Mike McNamara retired from the electronics manufacturing giant and services business Flex last December after 12 years as CEO of the company — and another 12 working his way up to the corner office — but he didn’t say at the time where he was headed.

As it turns out, McNamara had decided to join Eclipse Ventures, a four-year-old, Palo Alto, Calif.-based firm led by Lior Susan, who’d previously founded LabIX, a hardware investment platform backed by Flex, when it was still called Flextronics.

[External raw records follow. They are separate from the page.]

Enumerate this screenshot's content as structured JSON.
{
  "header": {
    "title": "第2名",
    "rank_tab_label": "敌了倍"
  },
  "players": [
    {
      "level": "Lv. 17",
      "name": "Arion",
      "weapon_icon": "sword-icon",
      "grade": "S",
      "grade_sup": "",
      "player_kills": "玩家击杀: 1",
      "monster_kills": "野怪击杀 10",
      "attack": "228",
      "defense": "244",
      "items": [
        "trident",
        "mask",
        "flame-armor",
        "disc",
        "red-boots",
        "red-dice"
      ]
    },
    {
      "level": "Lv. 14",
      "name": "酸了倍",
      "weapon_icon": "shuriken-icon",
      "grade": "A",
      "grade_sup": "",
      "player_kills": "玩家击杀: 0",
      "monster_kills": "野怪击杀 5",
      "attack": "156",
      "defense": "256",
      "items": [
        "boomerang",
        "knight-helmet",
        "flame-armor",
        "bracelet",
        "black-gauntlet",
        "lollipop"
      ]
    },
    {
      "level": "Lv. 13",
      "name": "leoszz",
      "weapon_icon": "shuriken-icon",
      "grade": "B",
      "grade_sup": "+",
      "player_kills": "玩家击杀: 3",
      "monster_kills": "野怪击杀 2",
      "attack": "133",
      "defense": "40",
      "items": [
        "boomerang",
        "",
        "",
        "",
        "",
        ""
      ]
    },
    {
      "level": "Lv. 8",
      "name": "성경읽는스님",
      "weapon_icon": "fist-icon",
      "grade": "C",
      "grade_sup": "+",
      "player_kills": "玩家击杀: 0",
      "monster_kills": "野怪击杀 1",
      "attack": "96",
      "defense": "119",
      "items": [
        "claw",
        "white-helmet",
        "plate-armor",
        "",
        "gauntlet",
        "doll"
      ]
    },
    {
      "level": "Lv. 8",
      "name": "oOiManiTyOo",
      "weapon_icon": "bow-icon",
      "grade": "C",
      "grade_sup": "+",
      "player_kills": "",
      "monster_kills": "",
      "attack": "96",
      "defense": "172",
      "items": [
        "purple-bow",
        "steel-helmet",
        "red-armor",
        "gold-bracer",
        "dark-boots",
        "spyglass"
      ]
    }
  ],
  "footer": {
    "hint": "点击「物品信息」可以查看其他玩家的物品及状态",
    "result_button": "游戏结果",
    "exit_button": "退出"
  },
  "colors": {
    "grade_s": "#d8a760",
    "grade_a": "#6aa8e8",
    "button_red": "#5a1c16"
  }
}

McNamara isn’t the firm’s only new general partner, either. Eclipse is also announcing today that it has brought aboard Sanjay Jha, who was most recently the CEO of Global Foundries and was both CEO and co-CEO of Motorola Mobility before that. (And before Motorola Mobility, Jha spent 14 years as an executive at Qualcomm, including as the COO of one of its divisions.)

The hires are a big deal. They’re also in line with the other big wheels that Susan has drawn into Eclipse, which funds full-stack companies — meaning companies selling hardware, software and data — and which just officially closed on $500 million in funding two weeks after an SEC filing appeared that suggested as much.

In 2016, for example, Eclipse hired as a partner Greg Reichow, who was previously Tesla’s executive leader of global manufacturing, factory/automation engineering, supply chain and “product excellence.”

Eclipse is also run by Pierre Lamond, who made his name over a very long career with Sequoia Capital.

Others of its (male-only) investment team include Adam Bryant, who was formerly a director with Proterra, the electric bus company; Justin Butler, who led commercial operations at Misfit, a digital health company acquired by the Fossil Group for more than $250 million; and Seth Winterroth, who was previously an investor at GE Ventures.

Eclipse is still relatively low-flying as venture firms go, despite the team it has assembled. Very possibly, Susan learned a lesson about being in the headlines, having been a part of Formation 8, a firm that made a splashy debut but later disbanded.

Either way, it’s not slow to pull the trigger. According to Crunchbase, Eclipse has invested in roughly 50 companies. Among those startups to receive checks from the firm most recently are Augury, a six-year-old, New York-based machine health startup that connects vibration and ultrasonic sensors to smartphones to detect machine malfunctions before they happen, which just raised $17 million in Series B funding; and Spell, a two-year-old, New York-based deep learning and AI infrastructure platform that last month raised $15 million co-led by Eclipse.